In the texture classification task, in our method, we set the dimensionality of the low-dimensional manifolds is \(8 \times 8\), and there are totally 18 low-dimensional manifolds. We can see that, the three basic SPD matrix metrics i.e., AIM, Stein Divergence, and LEM achieve comparable performance in the UIUC dataset, 35.6, 35.8 and 36.7 respectively. Meanwhile, metric learning methods can bring a remarkable improvement. CDL achieves 54.9, and the accuracy of LEML is 53.9. SPD-DR achieves a better performance 58.3, showing that there are too much noise and information redundancy in the original SPD representation. Our method further improves the result to 60.8 showing that our method can not only remove the noise and information redundancy but also bring the benefits of discovering discriminative intrinsic properties and their different roles.

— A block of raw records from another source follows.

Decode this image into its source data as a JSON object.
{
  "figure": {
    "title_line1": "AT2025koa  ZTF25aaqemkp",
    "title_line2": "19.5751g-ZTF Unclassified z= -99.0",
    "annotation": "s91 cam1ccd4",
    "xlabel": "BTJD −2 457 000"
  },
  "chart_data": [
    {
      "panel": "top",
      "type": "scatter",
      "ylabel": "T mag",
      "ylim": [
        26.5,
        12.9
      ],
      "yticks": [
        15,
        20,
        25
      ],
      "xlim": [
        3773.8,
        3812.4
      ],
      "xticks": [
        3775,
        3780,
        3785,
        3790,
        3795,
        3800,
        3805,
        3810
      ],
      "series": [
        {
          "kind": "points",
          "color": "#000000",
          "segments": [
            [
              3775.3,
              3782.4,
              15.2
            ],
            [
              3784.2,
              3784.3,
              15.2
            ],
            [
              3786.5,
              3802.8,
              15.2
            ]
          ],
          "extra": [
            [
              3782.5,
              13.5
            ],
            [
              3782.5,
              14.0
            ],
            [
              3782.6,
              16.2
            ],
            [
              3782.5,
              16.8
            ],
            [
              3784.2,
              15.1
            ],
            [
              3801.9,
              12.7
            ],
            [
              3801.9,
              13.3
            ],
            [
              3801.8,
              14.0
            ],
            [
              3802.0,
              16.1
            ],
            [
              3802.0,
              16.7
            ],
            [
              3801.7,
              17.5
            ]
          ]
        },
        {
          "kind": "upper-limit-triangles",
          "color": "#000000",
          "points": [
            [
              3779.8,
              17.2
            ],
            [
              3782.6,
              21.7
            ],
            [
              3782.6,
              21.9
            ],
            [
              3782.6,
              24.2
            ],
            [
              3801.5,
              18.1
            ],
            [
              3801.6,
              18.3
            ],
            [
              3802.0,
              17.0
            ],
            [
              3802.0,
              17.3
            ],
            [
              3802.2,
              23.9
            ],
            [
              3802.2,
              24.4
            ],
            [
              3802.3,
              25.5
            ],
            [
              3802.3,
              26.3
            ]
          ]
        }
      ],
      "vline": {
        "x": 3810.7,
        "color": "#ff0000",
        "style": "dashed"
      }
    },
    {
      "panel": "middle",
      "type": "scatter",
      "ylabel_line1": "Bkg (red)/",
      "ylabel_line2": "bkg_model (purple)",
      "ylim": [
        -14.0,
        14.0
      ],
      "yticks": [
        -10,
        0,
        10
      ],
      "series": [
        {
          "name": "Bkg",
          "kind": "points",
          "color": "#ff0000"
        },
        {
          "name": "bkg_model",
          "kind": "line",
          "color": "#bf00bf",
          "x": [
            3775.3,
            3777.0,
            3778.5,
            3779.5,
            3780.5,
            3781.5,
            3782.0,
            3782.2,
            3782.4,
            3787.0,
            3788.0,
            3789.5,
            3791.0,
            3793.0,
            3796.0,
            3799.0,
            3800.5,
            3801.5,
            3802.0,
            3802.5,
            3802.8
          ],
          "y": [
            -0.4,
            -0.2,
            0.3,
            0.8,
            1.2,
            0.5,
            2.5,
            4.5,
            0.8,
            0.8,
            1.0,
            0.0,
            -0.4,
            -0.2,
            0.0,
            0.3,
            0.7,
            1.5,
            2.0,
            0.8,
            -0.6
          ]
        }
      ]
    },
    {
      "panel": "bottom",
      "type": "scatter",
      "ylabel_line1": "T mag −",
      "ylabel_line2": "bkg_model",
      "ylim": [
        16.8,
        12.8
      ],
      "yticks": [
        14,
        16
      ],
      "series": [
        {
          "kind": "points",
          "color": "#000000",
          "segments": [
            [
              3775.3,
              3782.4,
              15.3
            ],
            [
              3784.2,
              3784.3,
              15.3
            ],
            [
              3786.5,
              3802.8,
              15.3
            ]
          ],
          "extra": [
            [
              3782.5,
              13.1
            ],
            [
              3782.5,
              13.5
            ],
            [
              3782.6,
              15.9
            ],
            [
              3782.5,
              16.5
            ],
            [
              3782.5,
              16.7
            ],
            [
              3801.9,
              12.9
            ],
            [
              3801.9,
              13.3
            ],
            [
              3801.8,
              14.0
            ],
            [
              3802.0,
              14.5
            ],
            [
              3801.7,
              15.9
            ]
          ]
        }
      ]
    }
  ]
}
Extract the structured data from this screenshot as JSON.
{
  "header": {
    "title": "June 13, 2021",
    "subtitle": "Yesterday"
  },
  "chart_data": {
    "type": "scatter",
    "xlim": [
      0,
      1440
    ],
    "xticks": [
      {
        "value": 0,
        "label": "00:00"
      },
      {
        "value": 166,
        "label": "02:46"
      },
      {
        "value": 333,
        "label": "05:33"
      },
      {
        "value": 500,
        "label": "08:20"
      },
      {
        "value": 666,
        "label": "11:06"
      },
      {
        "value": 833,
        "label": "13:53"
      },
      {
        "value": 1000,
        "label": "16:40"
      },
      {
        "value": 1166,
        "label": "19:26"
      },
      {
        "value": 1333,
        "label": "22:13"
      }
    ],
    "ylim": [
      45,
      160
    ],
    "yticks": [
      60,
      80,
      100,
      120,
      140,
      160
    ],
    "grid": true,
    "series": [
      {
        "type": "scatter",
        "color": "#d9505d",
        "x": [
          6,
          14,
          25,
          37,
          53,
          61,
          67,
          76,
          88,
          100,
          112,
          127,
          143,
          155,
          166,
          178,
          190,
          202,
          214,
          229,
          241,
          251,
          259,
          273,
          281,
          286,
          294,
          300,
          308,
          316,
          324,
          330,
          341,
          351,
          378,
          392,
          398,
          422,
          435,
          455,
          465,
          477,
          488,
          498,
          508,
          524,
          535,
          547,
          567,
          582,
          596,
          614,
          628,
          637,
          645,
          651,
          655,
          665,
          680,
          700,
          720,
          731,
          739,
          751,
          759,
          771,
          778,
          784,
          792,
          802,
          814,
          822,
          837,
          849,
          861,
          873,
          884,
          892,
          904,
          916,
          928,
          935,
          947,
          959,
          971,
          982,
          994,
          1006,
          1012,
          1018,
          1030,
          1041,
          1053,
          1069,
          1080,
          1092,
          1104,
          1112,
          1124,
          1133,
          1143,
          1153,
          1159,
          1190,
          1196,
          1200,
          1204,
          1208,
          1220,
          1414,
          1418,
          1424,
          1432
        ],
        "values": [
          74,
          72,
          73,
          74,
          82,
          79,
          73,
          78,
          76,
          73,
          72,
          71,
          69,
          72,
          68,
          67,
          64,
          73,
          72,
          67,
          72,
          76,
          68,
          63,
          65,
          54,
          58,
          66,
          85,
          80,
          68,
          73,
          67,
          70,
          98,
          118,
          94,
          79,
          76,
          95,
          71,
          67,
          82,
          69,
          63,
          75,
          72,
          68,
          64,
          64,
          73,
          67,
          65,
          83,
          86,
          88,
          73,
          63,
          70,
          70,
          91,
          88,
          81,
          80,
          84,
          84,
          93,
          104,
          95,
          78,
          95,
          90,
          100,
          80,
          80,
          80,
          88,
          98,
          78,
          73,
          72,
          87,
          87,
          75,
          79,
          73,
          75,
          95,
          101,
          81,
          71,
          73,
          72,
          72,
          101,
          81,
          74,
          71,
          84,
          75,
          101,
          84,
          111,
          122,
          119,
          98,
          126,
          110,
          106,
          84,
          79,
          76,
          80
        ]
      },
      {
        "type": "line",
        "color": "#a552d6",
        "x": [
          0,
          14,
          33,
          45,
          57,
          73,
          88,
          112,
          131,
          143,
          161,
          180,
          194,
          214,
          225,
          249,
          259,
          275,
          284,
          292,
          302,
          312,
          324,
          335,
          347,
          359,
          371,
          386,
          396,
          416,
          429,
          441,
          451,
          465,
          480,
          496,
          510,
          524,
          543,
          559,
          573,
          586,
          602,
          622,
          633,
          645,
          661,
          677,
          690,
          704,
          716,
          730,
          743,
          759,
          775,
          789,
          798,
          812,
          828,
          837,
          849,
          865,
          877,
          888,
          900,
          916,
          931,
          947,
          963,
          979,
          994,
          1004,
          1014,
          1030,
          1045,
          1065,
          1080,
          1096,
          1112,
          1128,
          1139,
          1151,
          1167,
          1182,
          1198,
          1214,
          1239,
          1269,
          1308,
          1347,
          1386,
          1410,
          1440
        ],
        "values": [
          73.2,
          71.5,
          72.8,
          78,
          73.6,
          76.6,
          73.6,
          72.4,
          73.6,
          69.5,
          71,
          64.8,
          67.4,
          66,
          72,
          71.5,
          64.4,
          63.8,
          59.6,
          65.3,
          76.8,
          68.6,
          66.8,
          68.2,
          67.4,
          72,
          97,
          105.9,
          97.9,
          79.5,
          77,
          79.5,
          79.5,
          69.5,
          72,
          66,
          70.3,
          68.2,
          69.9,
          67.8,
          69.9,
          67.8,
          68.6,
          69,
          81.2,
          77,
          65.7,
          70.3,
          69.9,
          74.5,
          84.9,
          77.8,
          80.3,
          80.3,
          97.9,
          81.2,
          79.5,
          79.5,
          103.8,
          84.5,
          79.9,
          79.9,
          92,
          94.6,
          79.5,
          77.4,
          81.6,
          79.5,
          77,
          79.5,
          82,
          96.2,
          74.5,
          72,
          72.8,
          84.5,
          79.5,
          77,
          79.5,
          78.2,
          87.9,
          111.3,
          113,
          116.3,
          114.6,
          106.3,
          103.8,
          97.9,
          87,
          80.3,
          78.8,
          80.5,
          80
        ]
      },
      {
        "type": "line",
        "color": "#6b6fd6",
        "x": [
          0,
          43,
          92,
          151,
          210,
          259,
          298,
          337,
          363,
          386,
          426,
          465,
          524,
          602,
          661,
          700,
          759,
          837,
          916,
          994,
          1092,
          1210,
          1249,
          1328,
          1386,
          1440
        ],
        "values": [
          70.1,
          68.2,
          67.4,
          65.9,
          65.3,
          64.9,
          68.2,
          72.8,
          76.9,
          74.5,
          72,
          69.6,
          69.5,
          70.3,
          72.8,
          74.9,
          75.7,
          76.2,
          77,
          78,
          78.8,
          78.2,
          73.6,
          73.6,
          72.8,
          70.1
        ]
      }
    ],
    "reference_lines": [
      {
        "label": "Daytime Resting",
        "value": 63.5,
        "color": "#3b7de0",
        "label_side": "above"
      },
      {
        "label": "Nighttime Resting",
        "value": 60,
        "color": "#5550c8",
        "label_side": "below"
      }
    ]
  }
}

Table 1. Accuracies (%) on the four visual tasks. Our method is bold in the last line.

4 Conclusions

In this paper, we have proposed a novel metric learning method on the SPD manifold, which can discover discriminative intrinsic properties and computes the metric considering their different roles. We can formulate the SPD manifold metric learning process as the multiple projections and a set-to-set metric joint optimization problem. Moreover, we force the projection matrix and the metric matrix on manifolds, obtaining a robust metric. Extensive experiments have shown that our method outperforms existing metric learning methods on the SPD manifold. As our method is differentiable in the whole process, in the future, we will endow it with deep learning for the desirable nonlinearity.